From the DMG on page 133 (very bottom of the final paragraph):
Over the course of a typical campaign a party finds treasure hoards amounting to seven rolls on the Challenge 0 - 4 table, eighteen rolls on the Challenge 5 - 10 table, twelve rolls on the Challenge 11 - 16 table, and eight rolls on the challenge 17+ table.
In an earlier paragraph it explains that each treasure hoard should have at least 2 rolls on the appropriate table and that if the hoard seems too small you can roll keep rolling on the table. This makes it so that you as the DM are free to distribute treasure at a pace that makes sense for your campaign. In general the DMG tells us that there should be a treasure hoard when it makes sense in the fiction.
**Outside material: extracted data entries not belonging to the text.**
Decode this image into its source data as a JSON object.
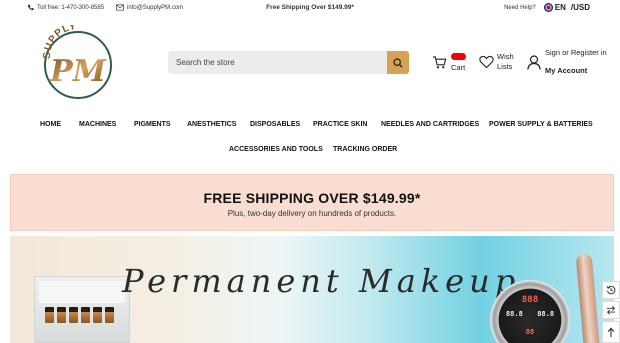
{
  "topbar": {
    "phone": "Toll free: 1-470-300-8585",
    "email": "info@SupplyPM.com",
    "promo": "Free Shipping Over $149.99*",
    "help": "Need Help?",
    "language": "EN",
    "currency": "/USD"
  },
  "logo": {
    "top_text": "SUPPLY",
    "monogram": "PM"
  },
  "search": {
    "placeholder": "Search the store"
  },
  "header": {
    "cart_label": "Cart",
    "wishlist_label": "Wish Lists",
    "account_line1": "Sign or Register in",
    "account_line2": "My Account"
  },
  "nav": {
    "row1": [
      "HOME",
      "MACHINES",
      "PIGMENTS",
      "ANESTHETICS",
      "DISPOSABLES",
      "PRACTICE SKIN",
      "NEEDLES AND CARTRIDGES",
      "POWER SUPPLY & BATTERIES"
    ],
    "row2": [
      "ACCESSORIES AND TOOLS",
      "TRACKING ORDER"
    ]
  },
  "banner": {
    "title": "FREE SHIPPING OVER $149.99*",
    "subtitle": "Plus, two-day delivery on hundreds of products."
  },
  "hero": {
    "script_text": "Permanent Makeup",
    "kit_brand": "",
    "device_top": "888",
    "device_mid_left": "88.8",
    "device_mid_right": "88.8",
    "device_bottom": "88"
  },
  "colors": {
    "accent": "#d8a253",
    "banner_bg": "#f8ddd0",
    "badge": "#ee0000",
    "logo_ring": "#2f5a55"
  }
}
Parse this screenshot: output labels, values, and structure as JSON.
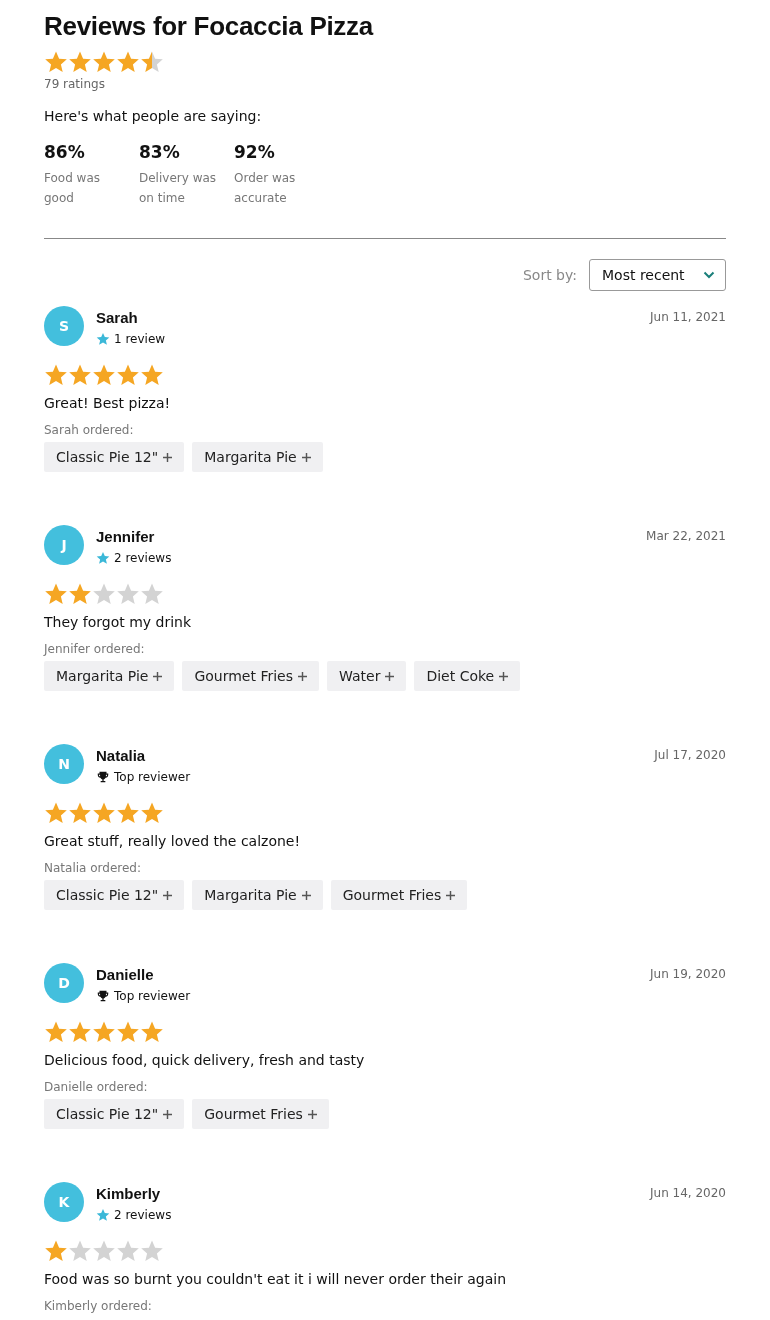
{
  "title": "Reviews for Focaccia Pizza",
  "summary": {
    "stars": 4.5,
    "ratings": "79 ratings",
    "intro": "Here's what people are saying:",
    "stats": [
      {
        "value": "86%",
        "label": "Food was good"
      },
      {
        "value": "83%",
        "label": "Delivery was on time"
      },
      {
        "value": "92%",
        "label": "Order was accurate"
      }
    ]
  },
  "sort": {
    "label": "Sort by:",
    "value": "Most recent"
  },
  "reviews": [
    {
      "initial": "S",
      "name": "Sarah",
      "badge": {
        "kind": "count",
        "text": "1 review"
      },
      "date": "Jun 11, 2021",
      "stars": 5,
      "comment": "Great! Best pizza!",
      "ordered_label": "Sarah ordered:",
      "items": [
        "Classic Pie 12\"",
        "Margarita Pie"
      ]
    },
    {
      "initial": "J",
      "name": "Jennifer",
      "badge": {
        "kind": "count",
        "text": "2 reviews"
      },
      "date": "Mar 22, 2021",
      "stars": 2,
      "comment": "They forgot my drink",
      "ordered_label": "Jennifer ordered:",
      "items": [
        "Margarita Pie",
        "Gourmet Fries",
        "Water",
        "Diet Coke"
      ]
    },
    {
      "initial": "N",
      "name": "Natalia",
      "badge": {
        "kind": "top",
        "text": "Top reviewer"
      },
      "date": "Jul 17, 2020",
      "stars": 5,
      "comment": "Great stuff, really loved the calzone!",
      "ordered_label": "Natalia ordered:",
      "items": [
        "Classic Pie 12\"",
        "Margarita Pie",
        "Gourmet Fries"
      ]
    },
    {
      "initial": "D",
      "name": "Danielle",
      "badge": {
        "kind": "top",
        "text": "Top reviewer"
      },
      "date": "Jun 19, 2020",
      "stars": 5,
      "comment": "Delicious food, quick delivery, fresh and tasty",
      "ordered_label": "Danielle ordered:",
      "items": [
        "Classic Pie 12\"",
        "Gourmet Fries"
      ]
    },
    {
      "initial": "K",
      "name": "Kimberly",
      "badge": {
        "kind": "count",
        "text": "2 reviews"
      },
      "date": "Jun 14, 2020",
      "stars": 1,
      "comment": "Food was so burnt you couldn't eat it i will never order their again",
      "ordered_label": "Kimberly ordered:"
    }
  ]
}
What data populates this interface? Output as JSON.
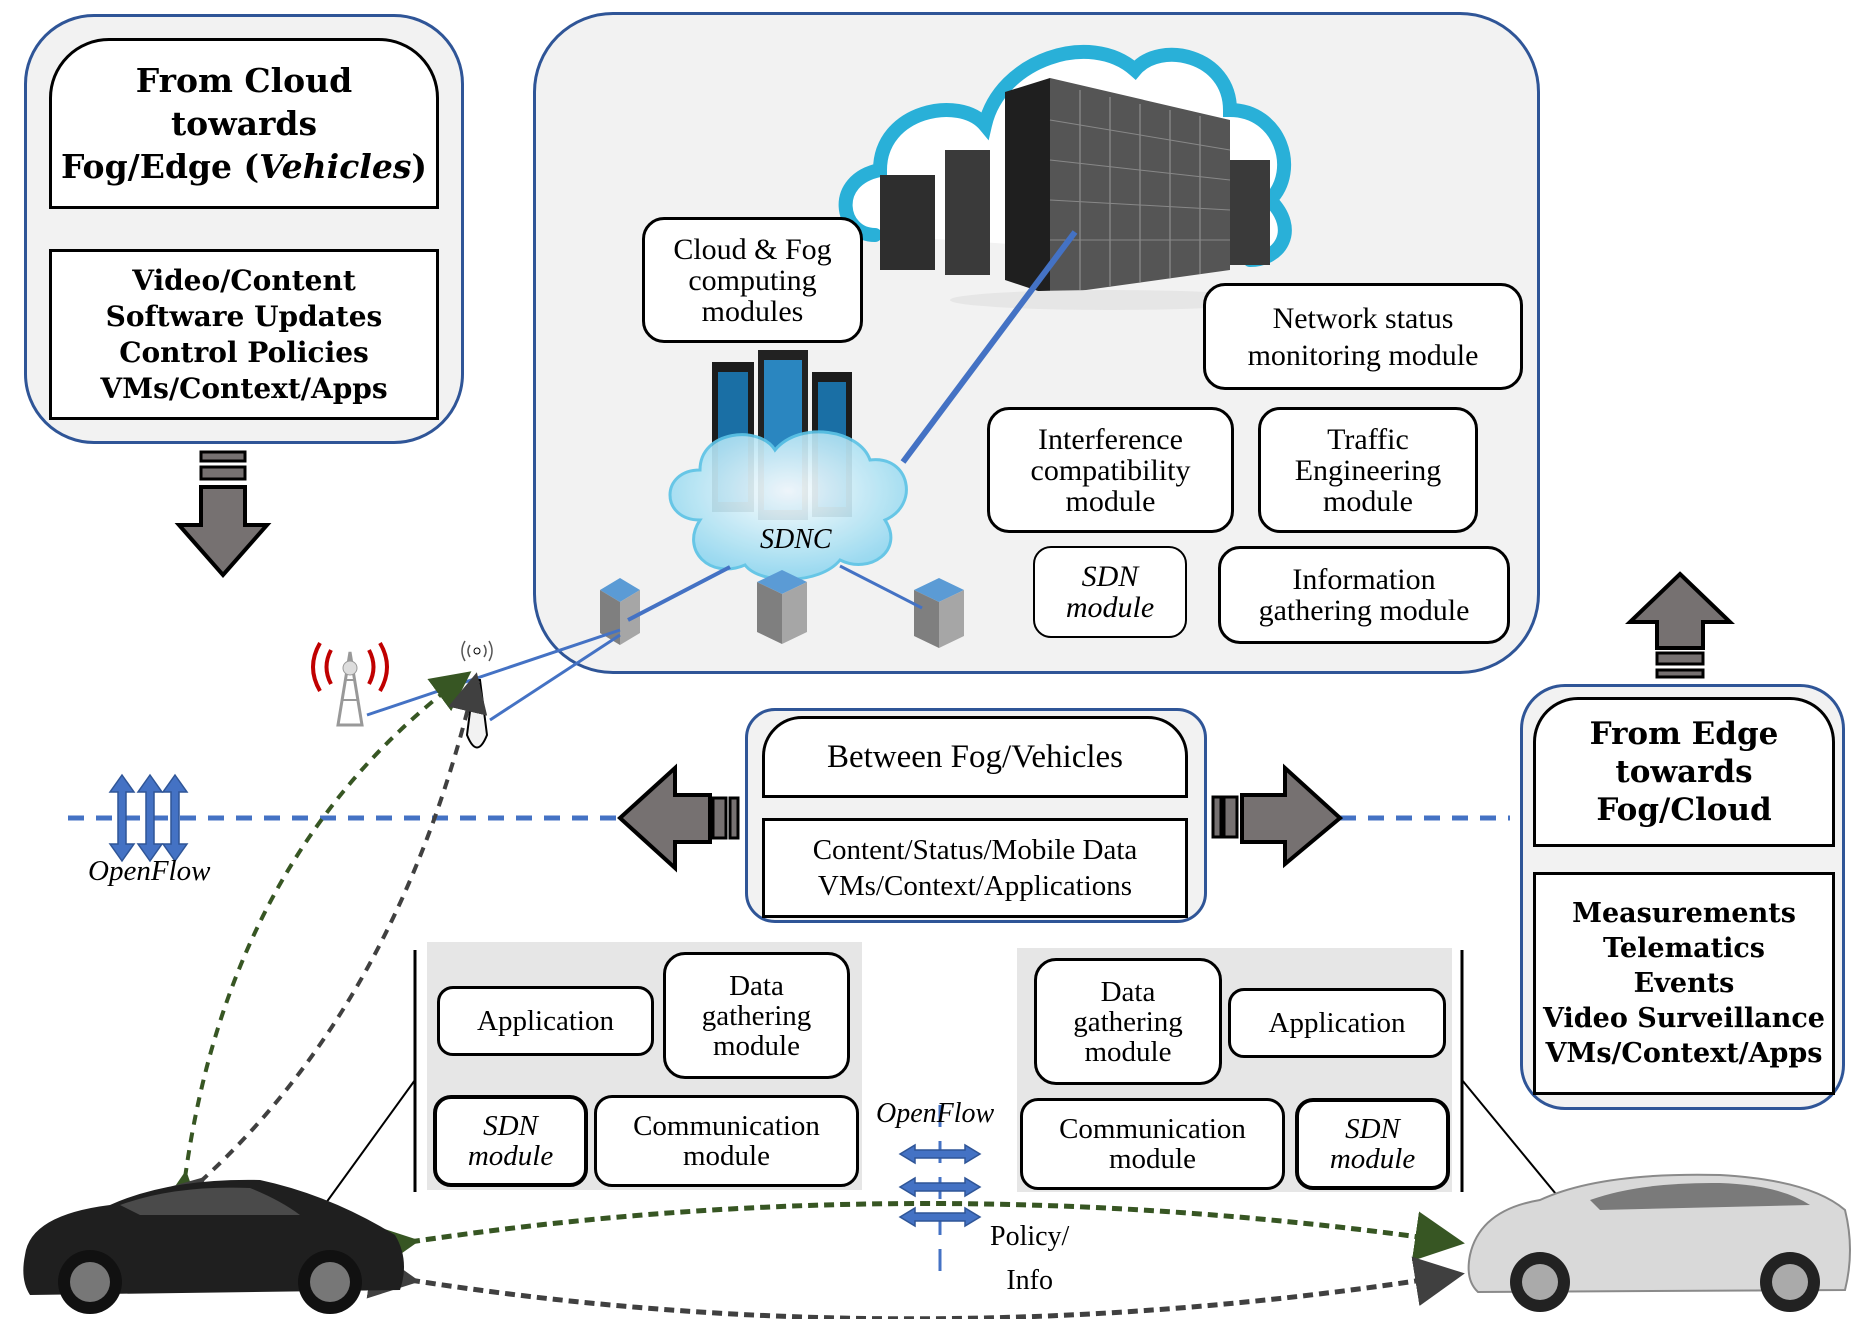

So for example the 7 rolls on the Challenge 0 - 4 table can be divided into two hoards: one hoard found that you populated by rolling twice on the table and another hoard consisting of 5 rolls worth of treasure. Or 2 hoards of 3 and 4 rolls. Or 3 hoards with 2, 3 and another 2 rolls.
It should also be noted that the different challenge tables don't necessarily correlate to the tiers of play. If the party hits level 5 and you haven't hit all seven rolls on the 0 - 4 table don't sweat it. Even at high level the party can still encounter lower CR monsters that would have hoards from the 0 - 4 table.